Electricity pylons in Beaufort West. Nersa is holding public hearings on Eskom's proposed revenue price determination. (Picture: Chris Kirchhoff/MCSA)
Cape Town - Electricity demand has remained static, requiring an urgent change in future energy plans, National Planning Commission (NPC) member Anton Eberhard said on Wednesday.
"Electricity demand today is still at 2007 levels. It's unprecedented. In the entire history of the electricity industry in South Africa we've never had such a long period of static demand," he told the Cape Town press club.
"Of course, it changes the picture. It changes how much supply has to be met and also raises questions of how one needs that, in a more flexible way."

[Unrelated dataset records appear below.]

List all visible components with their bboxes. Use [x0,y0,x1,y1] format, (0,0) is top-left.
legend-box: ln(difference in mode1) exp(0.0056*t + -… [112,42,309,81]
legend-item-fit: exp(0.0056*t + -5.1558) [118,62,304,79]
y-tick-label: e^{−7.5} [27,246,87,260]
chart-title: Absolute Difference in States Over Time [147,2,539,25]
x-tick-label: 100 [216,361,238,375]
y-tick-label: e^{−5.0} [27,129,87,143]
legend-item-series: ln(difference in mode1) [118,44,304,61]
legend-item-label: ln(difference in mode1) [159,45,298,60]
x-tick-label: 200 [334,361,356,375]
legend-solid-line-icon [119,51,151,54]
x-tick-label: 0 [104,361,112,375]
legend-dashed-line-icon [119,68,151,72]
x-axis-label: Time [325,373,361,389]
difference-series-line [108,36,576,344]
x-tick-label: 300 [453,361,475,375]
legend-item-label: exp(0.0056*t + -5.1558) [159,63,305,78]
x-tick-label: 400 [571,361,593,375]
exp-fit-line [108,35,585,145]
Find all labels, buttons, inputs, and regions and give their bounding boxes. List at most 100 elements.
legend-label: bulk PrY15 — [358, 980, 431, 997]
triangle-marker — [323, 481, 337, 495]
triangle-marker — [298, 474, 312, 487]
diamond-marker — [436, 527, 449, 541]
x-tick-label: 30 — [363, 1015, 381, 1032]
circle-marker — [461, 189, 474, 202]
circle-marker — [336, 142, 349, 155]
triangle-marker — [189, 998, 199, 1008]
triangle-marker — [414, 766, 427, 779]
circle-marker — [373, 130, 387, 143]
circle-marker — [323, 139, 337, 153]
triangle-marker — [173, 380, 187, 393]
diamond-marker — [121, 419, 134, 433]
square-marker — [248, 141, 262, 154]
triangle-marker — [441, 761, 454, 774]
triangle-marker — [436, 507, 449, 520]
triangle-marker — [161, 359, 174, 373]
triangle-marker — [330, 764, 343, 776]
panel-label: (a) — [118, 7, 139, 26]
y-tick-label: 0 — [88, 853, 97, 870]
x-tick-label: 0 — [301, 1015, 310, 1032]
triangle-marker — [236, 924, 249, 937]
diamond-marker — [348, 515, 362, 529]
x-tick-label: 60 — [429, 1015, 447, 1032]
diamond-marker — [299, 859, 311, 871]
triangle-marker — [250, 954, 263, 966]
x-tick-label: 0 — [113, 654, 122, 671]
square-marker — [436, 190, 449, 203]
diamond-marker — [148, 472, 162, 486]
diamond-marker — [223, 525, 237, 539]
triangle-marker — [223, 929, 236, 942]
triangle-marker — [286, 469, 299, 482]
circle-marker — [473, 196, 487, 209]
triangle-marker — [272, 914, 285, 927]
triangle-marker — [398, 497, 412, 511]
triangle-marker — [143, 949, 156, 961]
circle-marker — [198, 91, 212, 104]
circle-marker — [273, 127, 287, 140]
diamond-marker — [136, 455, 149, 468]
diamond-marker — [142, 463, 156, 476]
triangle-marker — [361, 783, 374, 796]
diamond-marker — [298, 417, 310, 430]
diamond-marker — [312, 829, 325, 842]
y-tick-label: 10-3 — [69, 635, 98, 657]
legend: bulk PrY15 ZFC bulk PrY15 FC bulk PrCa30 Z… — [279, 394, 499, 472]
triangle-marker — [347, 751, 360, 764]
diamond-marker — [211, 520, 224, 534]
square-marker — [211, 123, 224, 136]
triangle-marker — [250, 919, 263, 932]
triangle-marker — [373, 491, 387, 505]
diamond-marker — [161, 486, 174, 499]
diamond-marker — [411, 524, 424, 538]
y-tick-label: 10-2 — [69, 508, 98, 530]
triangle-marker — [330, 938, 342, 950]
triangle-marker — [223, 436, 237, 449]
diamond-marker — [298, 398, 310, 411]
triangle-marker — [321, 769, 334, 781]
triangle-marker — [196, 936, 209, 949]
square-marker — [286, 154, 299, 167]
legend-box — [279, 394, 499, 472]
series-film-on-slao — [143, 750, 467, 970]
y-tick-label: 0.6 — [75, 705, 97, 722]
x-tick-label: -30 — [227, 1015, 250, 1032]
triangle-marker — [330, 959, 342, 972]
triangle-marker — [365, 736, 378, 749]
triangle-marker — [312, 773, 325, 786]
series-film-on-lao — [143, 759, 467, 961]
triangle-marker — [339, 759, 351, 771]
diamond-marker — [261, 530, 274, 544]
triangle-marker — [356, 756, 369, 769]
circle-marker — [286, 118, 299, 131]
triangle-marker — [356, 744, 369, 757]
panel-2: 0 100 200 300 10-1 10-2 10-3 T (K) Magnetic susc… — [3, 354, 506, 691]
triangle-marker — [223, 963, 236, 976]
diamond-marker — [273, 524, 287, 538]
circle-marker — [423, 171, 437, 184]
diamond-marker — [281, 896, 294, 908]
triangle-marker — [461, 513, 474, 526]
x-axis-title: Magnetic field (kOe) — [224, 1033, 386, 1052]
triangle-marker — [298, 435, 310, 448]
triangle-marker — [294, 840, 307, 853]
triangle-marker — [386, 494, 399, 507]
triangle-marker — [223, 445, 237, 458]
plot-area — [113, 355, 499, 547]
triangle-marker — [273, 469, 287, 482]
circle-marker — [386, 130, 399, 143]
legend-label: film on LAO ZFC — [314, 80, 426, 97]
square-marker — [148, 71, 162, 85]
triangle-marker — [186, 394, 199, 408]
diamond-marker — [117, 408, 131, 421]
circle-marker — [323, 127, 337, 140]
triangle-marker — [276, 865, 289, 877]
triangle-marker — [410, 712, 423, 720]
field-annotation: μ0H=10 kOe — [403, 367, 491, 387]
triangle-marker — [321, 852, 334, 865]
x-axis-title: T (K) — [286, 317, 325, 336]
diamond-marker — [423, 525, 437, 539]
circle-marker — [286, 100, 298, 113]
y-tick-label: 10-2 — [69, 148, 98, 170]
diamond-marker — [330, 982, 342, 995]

Eberhard, a professor and energy expert, said the current version of the Integrated Resource Plan (IRP) would need to be revised urgently.
Eskom was building two new coal power stations at a cost of around R340bn.
The Medupi power station in Limpopo was expected to make its first contribution to the grid later in 2013 and Kusile, in Mpumalanga, in 2014.
Eberhard said it was a risky strategy to be investing in large capital plants that took years to build when demand might vary in that time.
"It's much better and a more smart strategy to adopt smaller scale plants, more flexibly and more quickly to match demand in the country. Of course, gas and renewables lend themselves to that much more."
Besides coal, the country's energy options were renewable sources such as wind and solar, nuclear power, imported liquefied natural gas (LNG), offshore gas on the West Coast and the hydraulic fracturing or fracking of potential shale gas in the Karoo.
Eberhard said the planning commission had raised some "critical issues" regarding nuclear power.
"What we said was that the decision should already have been made to invest in nuclear power if we're to meet the 2023 date, which is in the Integrated Resource Plan. Our first concern is that we're probably already too late in that investment decision," he said.
The other concerns were the uncertain capital outlay costs for new nuclear stations and the lack of a financing plan.
The IRP had outlined intentions for six new nuclear power stations to provide 9 600 megawatts.
Eberhard said the national nuclear energy executive committee was to conduct a peer review on these exact issues, with the NPC hoping to offer input.
On fracking, the NPC was of the view that it would not be the first of new energy sources to be developed.
"The first would be West Coast gas and the second would be LNG imports. What's missing at the moment is a national gas strategy.
"We're initiating research to get the information which would support the development of such a strategy within the department."